Here’s an excerpt from a SwissInfo article from Jan. 5 (h/t Elder of Ziyon for briefly mentioning the story):

UBS upholds ban on pro-Palestinian transfers

Swiss bank UBS has defended itself for blocking transactions to benefit pro-Palestinian groups based in Switzerland.

The bank has stopped such payments in the past but the issue was rekindled on Wednesday when the bank said it was obligated to respect “legal provisions” regarding embargoes and sanctions.

The Geneva-based Le Matin newspaper reported that about ten Swiss people or groups sympathetic to the Palestinian cause – namely Urgence Palestine – had money transfers blocked by UBS.

The decision “is not linked to political motives but to an assessment of risks associated with such transactions”, the bank said in a statement.

“UBS must respect the hundreds of legal provisions” in terms of “international decisions concerning embargoes and sanctions”, the bank added…

In 2008, the U.S. Treasury Department designated the Union of Good, which includes a Swiss charity known as the Association de Secours Palestiniens (ASP), as a terrorist entity.

Notably, the Swiss CUP is made up of individual members and smaller organizations including an organization calling itself the Association Suisse-Palestine.  It may just be a coincidence that that organization has the initials ASP, the same initials as the Swiss Union of Good affiliate.

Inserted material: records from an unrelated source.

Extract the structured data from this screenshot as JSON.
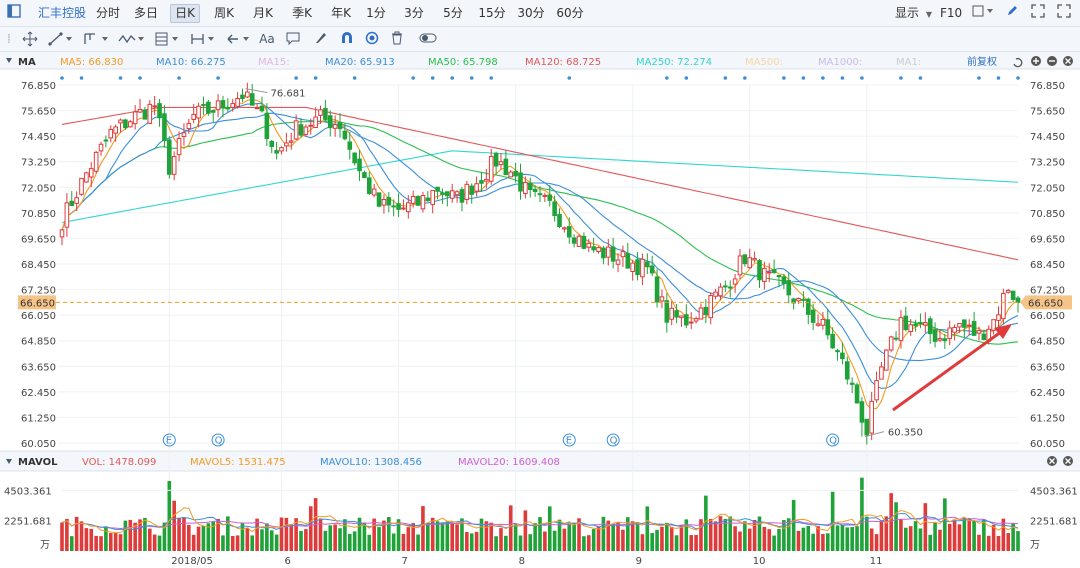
{
  "topbar": {
    "stock_name": "汇丰控股",
    "periods": [
      "分时",
      "多日",
      "日K",
      "周K",
      "月K",
      "季K",
      "年K",
      "1分",
      "3分",
      "5分",
      "15分",
      "30分",
      "60分"
    ],
    "active_period": "日K",
    "display_label": "显示",
    "f10_label": "F10"
  },
  "toolbar": {
    "text_tool": "Aa"
  },
  "main_panel": {
    "title": "MA",
    "restore_label": "前复权",
    "ma_legend": [
      {
        "label": "MA5: 66.830",
        "color": "#f59a23"
      },
      {
        "label": "MA10: 66.275",
        "color": "#3d8fd8"
      },
      {
        "label": "MA15:",
        "color": "#e1b6e0"
      },
      {
        "label": "MA20: 65.913",
        "color": "#3d8fd8"
      },
      {
        "label": "MA50: 65.798",
        "color": "#2bbf4e"
      },
      {
        "label": "MA120: 68.725",
        "color": "#e25858"
      },
      {
        "label": "MA250: 72.274",
        "color": "#33d6d0"
      },
      {
        "label": "MA500:",
        "color": "#f5d7a6"
      },
      {
        "label": "MA1000:",
        "color": "#c6bde8"
      },
      {
        "label": "MA1:",
        "color": "#c9cfd6"
      }
    ],
    "current_price": "66.650",
    "high_label": "76.681",
    "low_label": "60.350",
    "event_markers": [
      "E",
      "Q",
      "E",
      "Q",
      "Q"
    ]
  },
  "volume_panel": {
    "title": "MAVOL",
    "legend": [
      {
        "label": "VOL: 1478.099",
        "color": "#e25858"
      },
      {
        "label": "MAVOL5: 1531.475",
        "color": "#f59a23"
      },
      {
        "label": "MAVOL10: 1308.456",
        "color": "#3d8fd8"
      },
      {
        "label": "MAVOL20: 1609.408",
        "color": "#d05ed6"
      }
    ],
    "ticks": [
      "4503.361",
      "2251.681"
    ],
    "unit": "万"
  },
  "x_labels": [
    "2018/05",
    "6",
    "7",
    "8",
    "9",
    "10",
    "11"
  ],
  "chart_data": {
    "type": "candlestick",
    "y_ticks": [
      "76.850",
      "75.650",
      "74.450",
      "73.250",
      "72.050",
      "70.850",
      "69.650",
      "68.450",
      "67.250",
      "66.050",
      "64.850",
      "63.650",
      "62.450",
      "61.250",
      "60.050"
    ],
    "ylim": [
      60.05,
      76.85
    ],
    "period_high": 76.681,
    "period_low": 60.35,
    "last_close": 66.65,
    "ma_latest": {
      "MA5": 66.83,
      "MA10": 66.275,
      "MA20": 65.913,
      "MA50": 65.798,
      "MA120": 68.725,
      "MA250": 72.274
    },
    "volume_latest": {
      "VOL": 1478.099,
      "MAVOL5": 1531.475,
      "MAVOL10": 1308.456,
      "MAVOL20": 1609.408
    },
    "close_anchors": [
      [
        0,
        70.5
      ],
      [
        5,
        72.7
      ],
      [
        10,
        74.6
      ],
      [
        15,
        75.4
      ],
      [
        19,
        75.9
      ],
      [
        22,
        73.0
      ],
      [
        27,
        75.4
      ],
      [
        32,
        75.8
      ],
      [
        37,
        76.4
      ],
      [
        41,
        75.3
      ],
      [
        44,
        73.6
      ],
      [
        48,
        74.8
      ],
      [
        53,
        75.3
      ],
      [
        57,
        75.0
      ],
      [
        61,
        72.8
      ],
      [
        65,
        71.2
      ],
      [
        69,
        71.0
      ],
      [
        73,
        71.3
      ],
      [
        77,
        72.0
      ],
      [
        81,
        71.5
      ],
      [
        85,
        72.3
      ],
      [
        89,
        73.3
      ],
      [
        92,
        72.8
      ],
      [
        96,
        71.6
      ],
      [
        100,
        71.2
      ],
      [
        104,
        70.1
      ],
      [
        108,
        69.2
      ],
      [
        112,
        68.9
      ],
      [
        116,
        68.6
      ],
      [
        120,
        68.2
      ],
      [
        124,
        66.0
      ],
      [
        128,
        65.8
      ],
      [
        132,
        66.5
      ],
      [
        136,
        67.4
      ],
      [
        140,
        68.8
      ],
      [
        144,
        67.9
      ],
      [
        148,
        67.3
      ],
      [
        152,
        66.4
      ],
      [
        156,
        65.5
      ],
      [
        160,
        63.8
      ],
      [
        163,
        62.0
      ],
      [
        165,
        60.6
      ],
      [
        168,
        63.5
      ],
      [
        172,
        65.8
      ],
      [
        176,
        65.4
      ],
      [
        180,
        65.0
      ],
      [
        184,
        65.6
      ],
      [
        188,
        65.1
      ],
      [
        191,
        65.8
      ],
      [
        194,
        67.4
      ],
      [
        196,
        66.65
      ]
    ],
    "events": [
      {
        "label": "E",
        "i": 22
      },
      {
        "label": "Q",
        "i": 32
      },
      {
        "label": "E",
        "i": 104
      },
      {
        "label": "Q",
        "i": 113
      },
      {
        "label": "Q",
        "i": 158
      }
    ]
  }
}
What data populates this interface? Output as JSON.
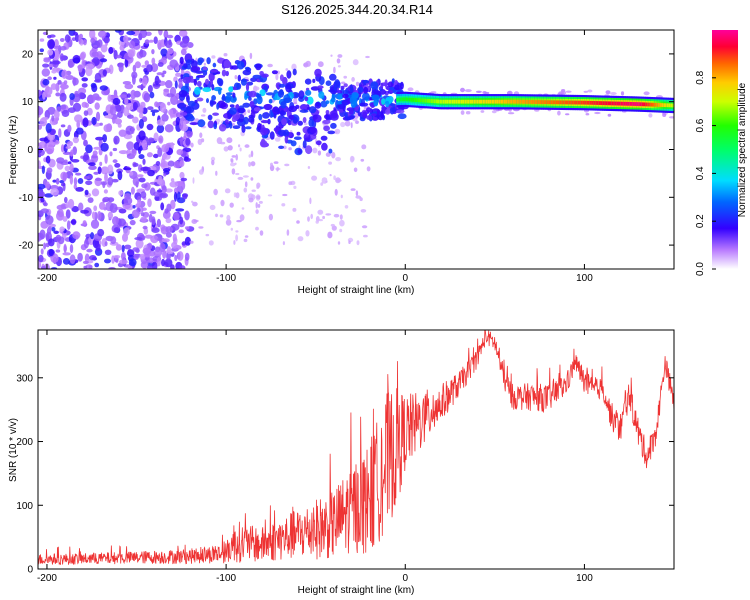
{
  "title": "S126.2025.344.20.34.R14",
  "chart_data": [
    {
      "type": "heatmap",
      "name": "spectrogram",
      "xlabel": "Height of straight line (km)",
      "ylabel": "Frequency (Hz)",
      "xlim": [
        -205,
        150
      ],
      "ylim": [
        -25,
        25
      ],
      "xticks": [
        -200,
        -100,
        0,
        100
      ],
      "yticks": [
        -20,
        -10,
        0,
        10,
        20
      ],
      "colorbar": {
        "label": "Normalized spectral amplitude",
        "range": [
          0,
          1
        ],
        "ticks": [
          "0.0",
          "0.2",
          "0.4",
          "0.6",
          "0.8"
        ]
      },
      "ridge": {
        "x": [
          -120,
          -80,
          -40,
          -20,
          0,
          20,
          60,
          100,
          130,
          150
        ],
        "frequency": [
          12,
          11,
          10.5,
          10.2,
          10.5,
          10,
          10,
          9.8,
          9.5,
          9.2
        ],
        "amplitude": [
          0.25,
          0.3,
          0.35,
          0.4,
          0.5,
          0.6,
          0.7,
          0.78,
          0.85,
          0.6
        ]
      }
    },
    {
      "type": "line",
      "name": "snr",
      "xlabel": "Height of straight line (km)",
      "ylabel": "SNR (10 * v/v)",
      "xlim": [
        -205,
        150
      ],
      "ylim": [
        0,
        375
      ],
      "xticks": [
        -200,
        -100,
        0,
        100
      ],
      "yticks": [
        0,
        100,
        200,
        300
      ],
      "color": "#ee3333",
      "series": [
        {
          "name": "SNR",
          "x": [
            -205,
            -180,
            -150,
            -120,
            -100,
            -95,
            -90,
            -80,
            -60,
            -40,
            -30,
            -20,
            -10,
            -5,
            0,
            10,
            20,
            30,
            40,
            45,
            50,
            55,
            60,
            70,
            80,
            90,
            95,
            100,
            105,
            110,
            115,
            120,
            125,
            130,
            135,
            140,
            145,
            150
          ],
          "values": [
            15,
            16,
            18,
            20,
            25,
            45,
            40,
            38,
            55,
            70,
            95,
            110,
            170,
            190,
            215,
            235,
            260,
            290,
            330,
            365,
            355,
            300,
            270,
            270,
            268,
            290,
            325,
            295,
            280,
            285,
            240,
            220,
            275,
            215,
            175,
            215,
            325,
            260
          ],
          "noise_amplitude": [
            9,
            9,
            10,
            12,
            16,
            35,
            30,
            28,
            40,
            55,
            70,
            90,
            110,
            95,
            60,
            45,
            30,
            20,
            15,
            12,
            15,
            18,
            20,
            22,
            22,
            18,
            14,
            20,
            18,
            16,
            22,
            25,
            20,
            25,
            20,
            20,
            15,
            20
          ]
        }
      ]
    }
  ]
}
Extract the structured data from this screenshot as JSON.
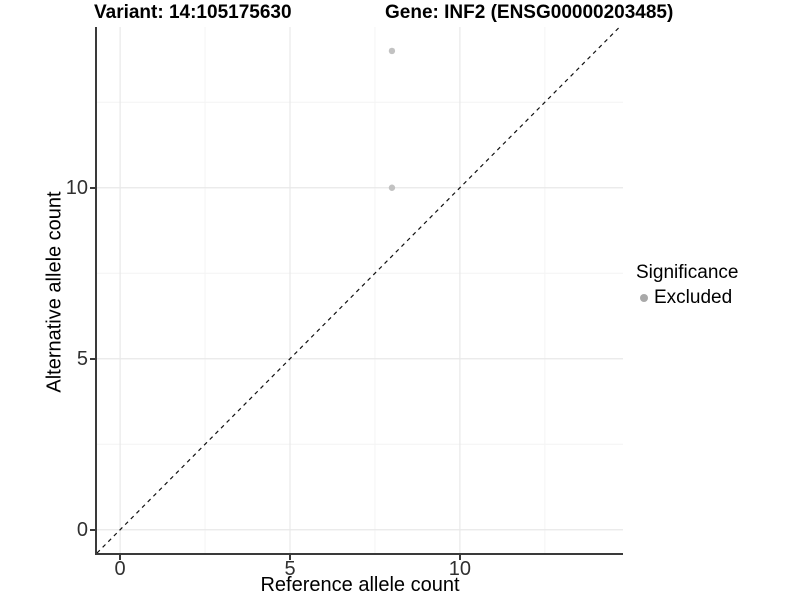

Or like some other Islamic charities have done when they get designated by the U.S., they simply changed their name.  The Jerusalem Fund for Human Services, a Canadian Union of Good member, changed its name to IRFAN after being outed.  The Islamic American Relief Agency was formerly known as the Islamic African Relief Agency, which was designated by the Treasury Department in 2004.

If the two ASPs are the same, that would help explain UBS’s concern about doing business with CUP.